Indiana farmer Jason Mauck shares his system of relay cropping, which maximizes what plants need: sunlight, water and CO2
Acres U.S.A. Can you explain your context — where you’re farming and what your operation basically looks like?
Jason Mauck. Yeah, that context is important to understand. Both sides of my family farmed, and both sides were very successful and owned big blocks of land. They never spent a dime unless it was on land, and they never took on debt — which has worked out very well, because we own 1,800 acres now, and we farm a total of about 2,600. And then we built hog barns in the last 20 years. We’ve built four barns, so we have about 12,000 pig spaces and about four million gallons of hog manure a year, which we distribute on our land base around the barns. So, it’s a unique context — we get about 45 inches of rain, and I have unlimited fertility, and that creates its own problems, with phosphorus tie ups and things like that.
I went to a small school growing up, and I had my eyes set on making decent money out of college, so I went to Indianapolis and sold insurance for a couple years and learned the business side of things. But I just hated being cleaned up, so I started a landscaping business and grew that till I was 28.
And then my dad got pancreatic cancer. I watched him go from very healthy to passing about four months later. But he had shown me how to do everything that he did. So I was transplanted out of this freedom of running a landscaping business into farming. I had a good relationship with him; it was just such a life change for me. I poured everything into work. I shut off my past life to really immerse myself into understanding farming, because I didn’t want to fail, with that responsibility. So I really got into the industrial ag mindset.
Acres U.S.A. When you were younger, had you envisioned coming back to the farm?
Mauck. I eventually thought that would happen, yeah.
Acres U.S.A. Was the farm able to support another salary at the time? Was that the reason you didn’t stay?
Mauck. Yeah, the salary part hasn’t changed! But that’s created the path to do other stuff. I mean, there’s plenty there, and that’s always been my mindset — that the land is this amazing asset. If I would just change, then I can reflect what I do on that land. So yeah — that’s always been a focus.
But after my dad died, my uncle Lewis kind of became my second dad. But then he got a big brain tumor and passed very quickly at 53, just a few years later. That created this void.

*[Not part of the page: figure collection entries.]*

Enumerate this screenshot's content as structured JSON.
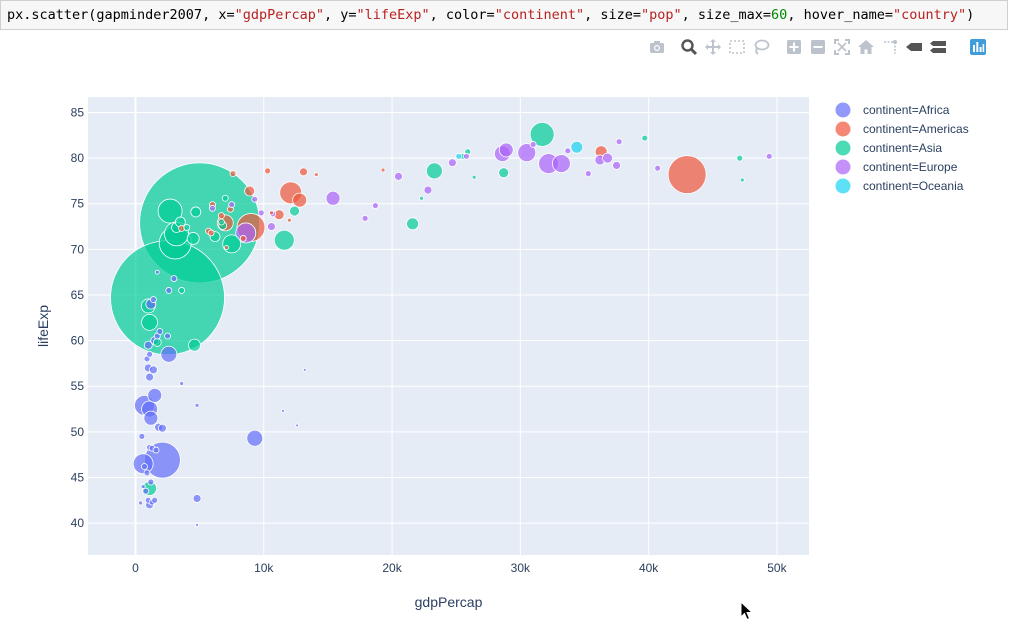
{
  "code": {
    "prefix": "px.scatter(gapminder2007, x=",
    "x_str": "\"gdpPercap\"",
    "y_sep": ", y=",
    "y_str": "\"lifeExp\"",
    "c_sep": ", color=",
    "c_str": "\"continent\"",
    "s_sep": ", size=",
    "s_str": "\"pop\"",
    "m_sep": ", size_max=",
    "m_num": "60",
    "h_sep": ", hover_name=",
    "h_str": "\"country\"",
    "suffix": ")"
  },
  "modebar": [
    "camera-icon",
    "zoom-icon",
    "pan-icon",
    "box-select-icon",
    "lasso-icon",
    "zoom-in-icon",
    "zoom-out-icon",
    "autoscale-icon",
    "home-icon",
    "spike-lines-icon",
    "hover-closest-icon",
    "hover-compare-icon",
    "plotly-logo-icon"
  ],
  "colors": {
    "Africa": "#636efa",
    "Americas": "#ef553b",
    "Asia": "#00cc96",
    "Europe": "#ab63fa",
    "Oceania": "#19d3f3",
    "plot_bg": "#e5ecf6",
    "grid": "#ffffff",
    "axis_text": "#2a3f5f"
  },
  "chart_data": {
    "type": "scatter",
    "xlabel": "gdpPercap",
    "ylabel": "lifeExp",
    "xlim": [
      -3700,
      52500
    ],
    "ylim": [
      36.5,
      86.7
    ],
    "xticks": [
      0,
      10000,
      20000,
      30000,
      40000,
      50000
    ],
    "xtick_labels": [
      "0",
      "10k",
      "20k",
      "30k",
      "40k",
      "50k"
    ],
    "yticks": [
      40,
      45,
      50,
      55,
      60,
      65,
      70,
      75,
      80,
      85
    ],
    "ytick_labels": [
      "40",
      "45",
      "50",
      "55",
      "60",
      "65",
      "70",
      "75",
      "80",
      "85"
    ],
    "grid": true,
    "legend_position": "right",
    "series": [
      {
        "name": "continent=Africa",
        "color": "#636efa",
        "points": [
          [
            2100,
            46.9,
            18
          ],
          [
            600,
            46.5,
            10
          ],
          [
            700,
            52.9,
            10
          ],
          [
            1100,
            52.5,
            8
          ],
          [
            1200,
            51.5,
            7
          ],
          [
            1500,
            54,
            7
          ],
          [
            2600,
            58.5,
            8
          ],
          [
            9300,
            49.3,
            8
          ],
          [
            1100,
            56,
            4
          ],
          [
            1000,
            57,
            4
          ],
          [
            1400,
            56.8,
            4
          ],
          [
            900,
            58,
            3
          ],
          [
            1100,
            58.5,
            3
          ],
          [
            1000,
            59.5,
            4
          ],
          [
            1500,
            60,
            4
          ],
          [
            1700,
            60.5,
            3
          ],
          [
            1800,
            50.5,
            4
          ],
          [
            2100,
            50.4,
            4
          ],
          [
            500,
            49.5,
            3
          ],
          [
            1100,
            48.3,
            3
          ],
          [
            1300,
            48.2,
            3
          ],
          [
            1600,
            48,
            3
          ],
          [
            700,
            46.2,
            3
          ],
          [
            900,
            45.5,
            3
          ],
          [
            1200,
            44.5,
            3
          ],
          [
            800,
            43.5,
            3
          ],
          [
            1000,
            42.5,
            3
          ],
          [
            1100,
            42,
            4
          ],
          [
            1300,
            42.3,
            3
          ],
          [
            1500,
            42.5,
            3
          ],
          [
            4800,
            42.7,
            4
          ],
          [
            3600,
            55.3,
            2
          ],
          [
            4800,
            52.9,
            2
          ],
          [
            12600,
            50.7,
            1.5
          ],
          [
            11500,
            52.3,
            1.5
          ],
          [
            13200,
            56.8,
            1.5
          ],
          [
            2500,
            60.5,
            3
          ],
          [
            1900,
            61,
            3
          ],
          [
            1200,
            64,
            5
          ],
          [
            1400,
            64.5,
            3
          ],
          [
            2600,
            65.5,
            3
          ],
          [
            3000,
            66.8,
            3
          ],
          [
            1700,
            67.5,
            2
          ],
          [
            4800,
            39.8,
            1.5
          ],
          [
            400,
            42.2,
            2
          ],
          [
            600,
            44,
            2
          ]
        ]
      },
      {
        "name": "continent=Americas",
        "color": "#ef553b",
        "points": [
          [
            43000,
            78.2,
            19
          ],
          [
            9000,
            72.4,
            14
          ],
          [
            12100,
            76.2,
            11
          ],
          [
            36300,
            80.7,
            6
          ],
          [
            7000,
            72.9,
            8
          ],
          [
            12800,
            75.4,
            7
          ],
          [
            11200,
            73.8,
            5
          ],
          [
            8900,
            76.4,
            5
          ],
          [
            10300,
            78.6,
            3
          ],
          [
            13100,
            78.5,
            4
          ],
          [
            7600,
            78.3,
            3
          ],
          [
            6700,
            73.7,
            3
          ],
          [
            5700,
            72,
            3
          ],
          [
            6000,
            74.9,
            3
          ],
          [
            5900,
            71.8,
            3
          ],
          [
            7400,
            74.4,
            3
          ],
          [
            12000,
            73.2,
            2
          ],
          [
            14100,
            78.2,
            2
          ],
          [
            19300,
            78.7,
            2
          ],
          [
            3600,
            72.3,
            3
          ],
          [
            7100,
            70.2,
            2
          ],
          [
            8400,
            71.2,
            3
          ],
          [
            10600,
            74,
            2
          ]
        ]
      },
      {
        "name": "continent=Asia",
        "color": "#00cc96",
        "points": [
          [
            5000,
            72.9,
            60
          ],
          [
            2500,
            64.7,
            57
          ],
          [
            31700,
            82.6,
            12
          ],
          [
            3100,
            70.7,
            16
          ],
          [
            2700,
            74.2,
            12
          ],
          [
            3200,
            71.7,
            12
          ],
          [
            11600,
            71,
            10
          ],
          [
            7500,
            70.6,
            9
          ],
          [
            4700,
            74.1,
            5
          ],
          [
            3200,
            72.4,
            5
          ],
          [
            4500,
            71.2,
            6
          ],
          [
            21600,
            72.8,
            6
          ],
          [
            28700,
            78.4,
            5
          ],
          [
            23300,
            78.6,
            8
          ],
          [
            6200,
            71.4,
            5
          ],
          [
            1100,
            62,
            8
          ],
          [
            1000,
            63.8,
            7
          ],
          [
            3600,
            65.5,
            3
          ],
          [
            1700,
            59.8,
            4
          ],
          [
            4600,
            59.5,
            6
          ],
          [
            1100,
            43.8,
            7
          ],
          [
            12400,
            74.2,
            5
          ],
          [
            25500,
            80.2,
            3
          ],
          [
            39700,
            82.2,
            3
          ],
          [
            47100,
            80,
            3
          ],
          [
            47300,
            77.6,
            2
          ],
          [
            22300,
            75.6,
            2
          ],
          [
            25900,
            80.7,
            3
          ],
          [
            26400,
            77.9,
            2
          ],
          [
            6800,
            72.6,
            4
          ],
          [
            3500,
            73,
            5
          ],
          [
            7000,
            75.6,
            3
          ],
          [
            4000,
            72.4,
            3
          ],
          [
            6700,
            73,
            3
          ]
        ]
      },
      {
        "name": "continent=Europe",
        "color": "#ab63fa",
        "points": [
          [
            32200,
            79.4,
            10
          ],
          [
            30500,
            80.6,
            9
          ],
          [
            33200,
            79.4,
            9
          ],
          [
            28600,
            80.5,
            8
          ],
          [
            8600,
            71.8,
            10
          ],
          [
            15400,
            75.6,
            7
          ],
          [
            36200,
            79.8,
            5
          ],
          [
            37500,
            79.2,
            4
          ],
          [
            36800,
            80,
            5
          ],
          [
            28900,
            80.9,
            7
          ],
          [
            24700,
            79.5,
            4
          ],
          [
            33700,
            80.8,
            3
          ],
          [
            40700,
            78.9,
            3
          ],
          [
            49400,
            80.2,
            3
          ],
          [
            35300,
            78.3,
            3
          ],
          [
            17900,
            73.4,
            3
          ],
          [
            20500,
            78,
            4
          ],
          [
            22800,
            76.5,
            4
          ],
          [
            18700,
            74.8,
            3
          ],
          [
            10600,
            72.5,
            4
          ],
          [
            9800,
            74,
            3
          ],
          [
            7500,
            74.9,
            3
          ],
          [
            10700,
            73.9,
            3
          ],
          [
            6000,
            74.5,
            3
          ],
          [
            9300,
            75.5,
            3
          ],
          [
            37700,
            81.8,
            3
          ],
          [
            25800,
            80.2,
            3
          ],
          [
            31000,
            81.5,
            3
          ]
        ]
      },
      {
        "name": "continent=Oceania",
        "color": "#19d3f3",
        "points": [
          [
            34400,
            81.2,
            6
          ],
          [
            25200,
            80.2,
            3
          ]
        ]
      }
    ]
  }
}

It’s not hatred — but I don’t really like industrial ag, and I’m trying to figure out how I can change things — to change the soil and then change the lifestyle.
Before I came back to the farm, I took my landscaping business in a completely different path. I was a marketing major, but I always thought advertising was a waste of money. So I would do these things called living billboards where I would grow flower arrangements in front of properties. And I would manage people’s landscapes and turf like I was farming. I understood that I could plant a summer annual in mid-April — pretty early — and I wouldn’t have to plant many plants. So I started intercropping my annual summer flowers into my spring bulbs. This would allow them to root down and get established so I didn’t have to water them all summer. I just found the plants that were really resilient and kept my bouquets within 12 to 15 different flower species.
Acres U.S.A. So it’s really your landscape background that’s informing your thought about timing and space for row crops.
Mauck. Yes. Everyone else would listen to the salesmen and the retailers and go spend all this money to get a big flower right then. But I’d just harvest my canna bulbs and was able to charge people $500 three times a year and have less than $100 in plants. That was a super moneymaker for me — not only as individual entity, like how Joel Salatin talks about looking at each entity as a profit center — and it had a lot of intrinsic ancillary benefits.